The popularity of vegetarian and vegan diets is growing for several reasons. Health is a primary motivator, with studies suggesting that plant-based diets can lower the risk of heart disease, type 2 diabetes, and certain cancers. Environmental concerns are another significant driver. Animal agriculture contributes heavily to greenhouse gas emissions, and adopting a plant-based diet is seen as a way to reduce one's carbon footprint. Additionally, many people choose these diets for ethical reasons, stemming from a belief in animal welfare and the right of animals to live free from exploitation for food or other purposes.
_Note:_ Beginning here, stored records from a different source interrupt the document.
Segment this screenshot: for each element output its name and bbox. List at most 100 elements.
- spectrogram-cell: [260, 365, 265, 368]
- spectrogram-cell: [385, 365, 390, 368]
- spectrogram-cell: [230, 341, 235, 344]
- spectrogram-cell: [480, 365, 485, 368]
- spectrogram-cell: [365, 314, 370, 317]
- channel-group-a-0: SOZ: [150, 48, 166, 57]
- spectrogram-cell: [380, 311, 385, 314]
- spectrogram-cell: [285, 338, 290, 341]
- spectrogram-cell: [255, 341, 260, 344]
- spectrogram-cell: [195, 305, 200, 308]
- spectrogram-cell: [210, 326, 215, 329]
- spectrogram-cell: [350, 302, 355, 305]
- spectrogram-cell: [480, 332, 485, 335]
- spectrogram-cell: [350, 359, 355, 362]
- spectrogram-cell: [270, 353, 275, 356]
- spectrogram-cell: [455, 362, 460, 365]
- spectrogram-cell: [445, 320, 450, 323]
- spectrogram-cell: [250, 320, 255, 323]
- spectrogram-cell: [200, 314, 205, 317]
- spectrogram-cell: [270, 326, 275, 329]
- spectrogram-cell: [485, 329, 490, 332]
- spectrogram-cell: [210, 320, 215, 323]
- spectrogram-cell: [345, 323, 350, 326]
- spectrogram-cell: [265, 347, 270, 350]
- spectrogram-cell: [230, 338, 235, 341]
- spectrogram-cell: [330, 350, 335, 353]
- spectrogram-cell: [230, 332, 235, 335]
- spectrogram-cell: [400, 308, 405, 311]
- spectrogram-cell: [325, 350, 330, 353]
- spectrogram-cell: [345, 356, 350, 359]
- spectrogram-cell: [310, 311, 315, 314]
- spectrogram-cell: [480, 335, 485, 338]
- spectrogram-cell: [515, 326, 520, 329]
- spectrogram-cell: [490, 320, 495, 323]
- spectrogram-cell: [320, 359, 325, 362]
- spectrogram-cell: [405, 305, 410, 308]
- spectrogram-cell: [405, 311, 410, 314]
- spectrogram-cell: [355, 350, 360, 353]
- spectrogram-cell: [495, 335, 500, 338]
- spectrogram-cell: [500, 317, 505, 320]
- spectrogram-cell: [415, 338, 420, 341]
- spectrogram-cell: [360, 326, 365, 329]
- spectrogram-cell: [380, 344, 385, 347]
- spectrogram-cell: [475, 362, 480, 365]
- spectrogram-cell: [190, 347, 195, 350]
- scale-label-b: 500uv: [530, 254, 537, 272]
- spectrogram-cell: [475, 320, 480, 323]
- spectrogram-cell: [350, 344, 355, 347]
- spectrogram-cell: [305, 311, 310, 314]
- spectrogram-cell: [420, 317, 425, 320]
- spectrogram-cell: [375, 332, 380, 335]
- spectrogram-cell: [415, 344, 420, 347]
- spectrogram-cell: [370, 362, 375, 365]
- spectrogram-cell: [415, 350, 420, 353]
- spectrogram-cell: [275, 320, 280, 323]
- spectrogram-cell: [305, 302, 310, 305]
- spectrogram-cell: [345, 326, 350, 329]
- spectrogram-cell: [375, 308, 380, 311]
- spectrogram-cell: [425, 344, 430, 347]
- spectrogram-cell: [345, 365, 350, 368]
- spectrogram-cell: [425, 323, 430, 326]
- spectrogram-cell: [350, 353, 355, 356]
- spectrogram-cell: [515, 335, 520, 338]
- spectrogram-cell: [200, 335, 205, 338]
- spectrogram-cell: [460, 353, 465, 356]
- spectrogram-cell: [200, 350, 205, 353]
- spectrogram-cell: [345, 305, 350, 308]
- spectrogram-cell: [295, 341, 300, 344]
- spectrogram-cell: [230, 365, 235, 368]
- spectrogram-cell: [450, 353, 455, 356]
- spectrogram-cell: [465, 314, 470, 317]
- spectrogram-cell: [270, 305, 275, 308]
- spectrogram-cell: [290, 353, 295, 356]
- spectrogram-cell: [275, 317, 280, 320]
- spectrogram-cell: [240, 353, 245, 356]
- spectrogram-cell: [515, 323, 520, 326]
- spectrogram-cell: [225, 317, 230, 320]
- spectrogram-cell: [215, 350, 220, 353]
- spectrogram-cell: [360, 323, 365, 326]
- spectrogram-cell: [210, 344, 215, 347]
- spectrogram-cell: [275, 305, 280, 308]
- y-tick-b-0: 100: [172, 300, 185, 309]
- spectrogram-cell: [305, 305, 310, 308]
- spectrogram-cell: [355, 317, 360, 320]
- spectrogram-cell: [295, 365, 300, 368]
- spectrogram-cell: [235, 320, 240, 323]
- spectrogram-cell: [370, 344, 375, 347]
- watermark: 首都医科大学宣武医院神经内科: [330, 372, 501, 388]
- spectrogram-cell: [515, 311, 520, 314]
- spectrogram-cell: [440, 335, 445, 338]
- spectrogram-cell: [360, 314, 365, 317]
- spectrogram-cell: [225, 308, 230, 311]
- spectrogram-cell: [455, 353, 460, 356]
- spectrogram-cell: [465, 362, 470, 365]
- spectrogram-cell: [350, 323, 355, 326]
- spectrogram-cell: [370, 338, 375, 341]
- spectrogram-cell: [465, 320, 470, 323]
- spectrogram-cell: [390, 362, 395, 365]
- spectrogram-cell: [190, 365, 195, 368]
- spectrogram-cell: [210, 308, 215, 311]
How does it affect people?
Adopting a vegetarian or vegan diet can have significant effects on health and lifestyle. Both diets can lead to health benefits like lower cholesterol and blood pressure, but require careful planning to ensure nutritional needs are met. Nutrients like vitamin B12, iron, calcium, and zinc may require special attention through fortified foods or supplements. Lifestyle adjustments are more pronounced for vegans, who often scrutinize food labels, clothing materials, and household products to avoid all animal-derived substances. This conscious consumerism reflects a commitment to a lifestyle free from animal exploitation.